Comentaba ayer unas declaraciones del ministro del Interior, Ángel Acebes, prodigiosas tanto por su incoherencia gramatical (casi insuperable) como por su estupidez argumental (insuperable).
Que un político francamente reaccionario se muestre como un político francamente reaccionario resulta natural, y hasta reconfortante. Nada tan irritante como un político reaccionario que se las da de progre. Pero no veo por qué un político, por el mero y común hecho de ser reaccionario, haya de ir por la vida dando patadas al diccionario y diciendo imbecilidades. Uno mira la política francesa, sin ir más lejos, y se topa con tropecientos políticos reaccionarios que hablan un francés culto y florido, que se pasan el día diciendo montones de reaccionarieces, pero reaccionarieces ingeniosas y bien traídas. Refutables, pero astutas; dignas de comentario.
Aquí tenemos una clase política que, como clase, es de párvulos. Y unos líderes de opinión que sólo ejercen de líderes en la medida en que la palabra les suena a inglés.
Lo que más me toca las narices es que seamos algunos militantes de eso que ellos consideran la anti-España los que debamos salir en defensa de lo más preciado del patrimonio de España: su lengua, destilado de siglos de historia y de ingenio popular.

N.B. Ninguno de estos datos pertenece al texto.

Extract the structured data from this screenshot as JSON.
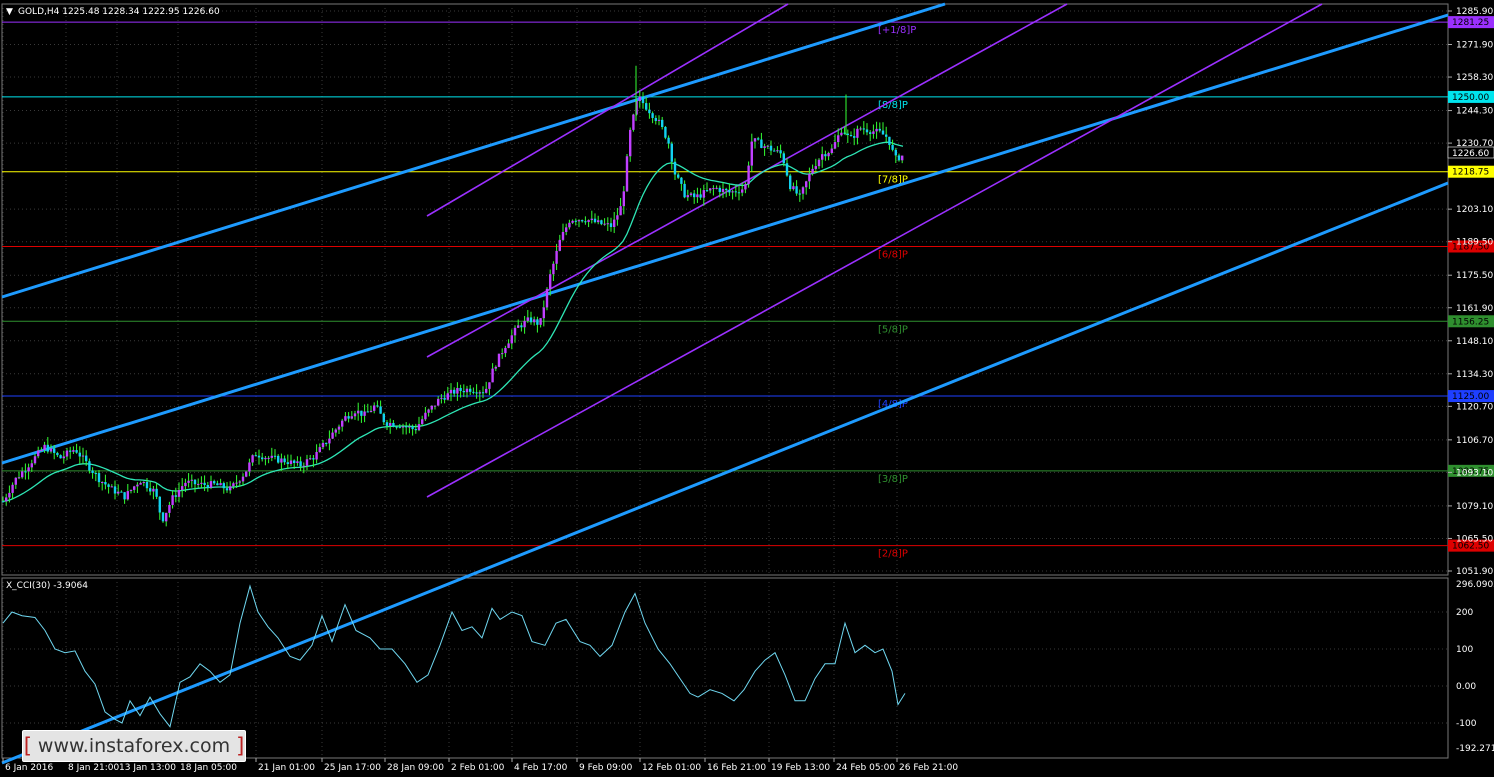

Políticos, periodistas, publicitarios... Todos rivalizan a la hora de maltratar el castellano. Son la verdadera anti-España.
Acabo de oír en la radio un anuncio en el que la empresa pagante, financiera e internacional ella, afirma: «Le auguramos un futuro prometedor». Tócate los pelendengues. Lo que uno espera del futuro es que sea bueno; para las promesas ya está el presente. ¡Pedirte que les des tu dinero para que cuando llegues al futuro -cosa imposible, por otro lado- debas conformarte con más promesas!
Todos esos bodoques no sólo no dicen lo que piensan, sino que -y de eso es de lo que me quejo hoy, en concreto- tampoco piensan lo que dicen.
Javier Ortiz. Apuntes del natural (17 de diciembre de 2003). Subido a "Desde Jamaica" el 3 de diciembre de 2017.